The People Project Encourages Organizations to Practice Promoting Happiness

24 organizations in the F-M area are taking part

FARGO, N.D. — Many of us are so caught up in the stresses of everyday life we forget to pause and remember the positives.

The People Project getting the community to practice promote happiness.

Two dozen organizations in the area are taking part in the project that’s part of the ReThink Mental Health initiative. They’ll put positive practices in place for 10 months.

“The individuals in organizations will feel the change for themselves. Public Health is hoping that as organizations they’ll look at how they can build some of these things into their culture and environment,” Rory Beil, health promotion director for Clay County Public Health, said.

Some of ideas to promote happiness include random acts of kindness and expressing gratitude.

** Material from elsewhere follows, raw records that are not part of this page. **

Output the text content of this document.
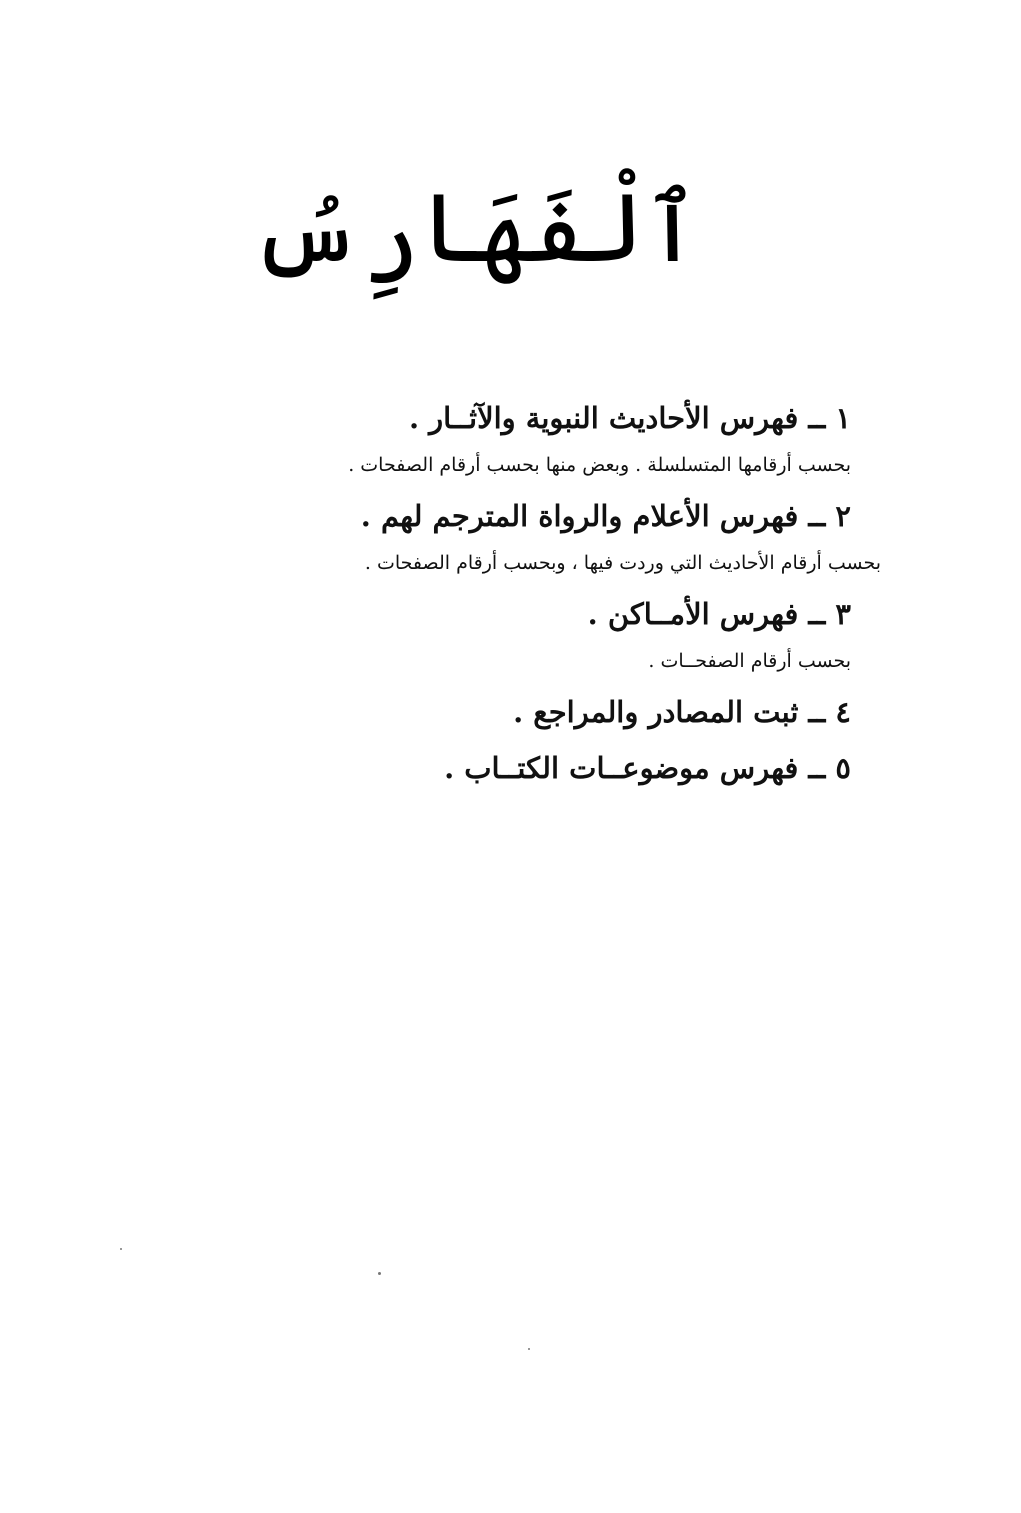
ٱلْفَهَارِسُ
١ــفهرس الأحاديث النبوية والآثــار .
بحسب أرقامها المتسلسلة . وبعض منها بحسب أرقام الصفحات .
٢ــفهرس الأعلام والرواة المترجم لهم .
بحسب أرقام الأحاديث التي وردت فيها ، وبحسب أرقام الصفحات .
٣ــفهرس الأمــاكن .
بحسب أرقام الصفحــات .
٤ــثبت المصادر والمراجع .
٥ــفهرس موضوعــات الكتــاب .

“What you do often you get good at. So things like recognizing the good things actually affects you and your health,” Beil said.

Just as there are things you can do to improve your physical health, there are things you can do to improve your mental health.

“We’re trying to apply the science that show you can do little tasks— all of us— to help build positives, not just overcome deficits,” Beil said.

The People Project gave out acts of kindness cards so people can get ideas on how they can spread positivity. You can also pass the cards on to other people.

Bringing positive practices into schools can create a positive trickle–down effect.

“We know that well–being for our educators is extremely important because educators that have a strong well–being impact our learners in a really positive way and that will eventually spill out into our communities,” Cory Steiner, superintendent of the Northern Cass School district, said.

It’s also a way to address mental health early on.

“There are ways we can do things to build a better system that’s better for our learners and better for our families,” Steiner said.

The ReThink Mental Health initiative was created in 2013 after a community survey pointed to mental health as a priority health issue.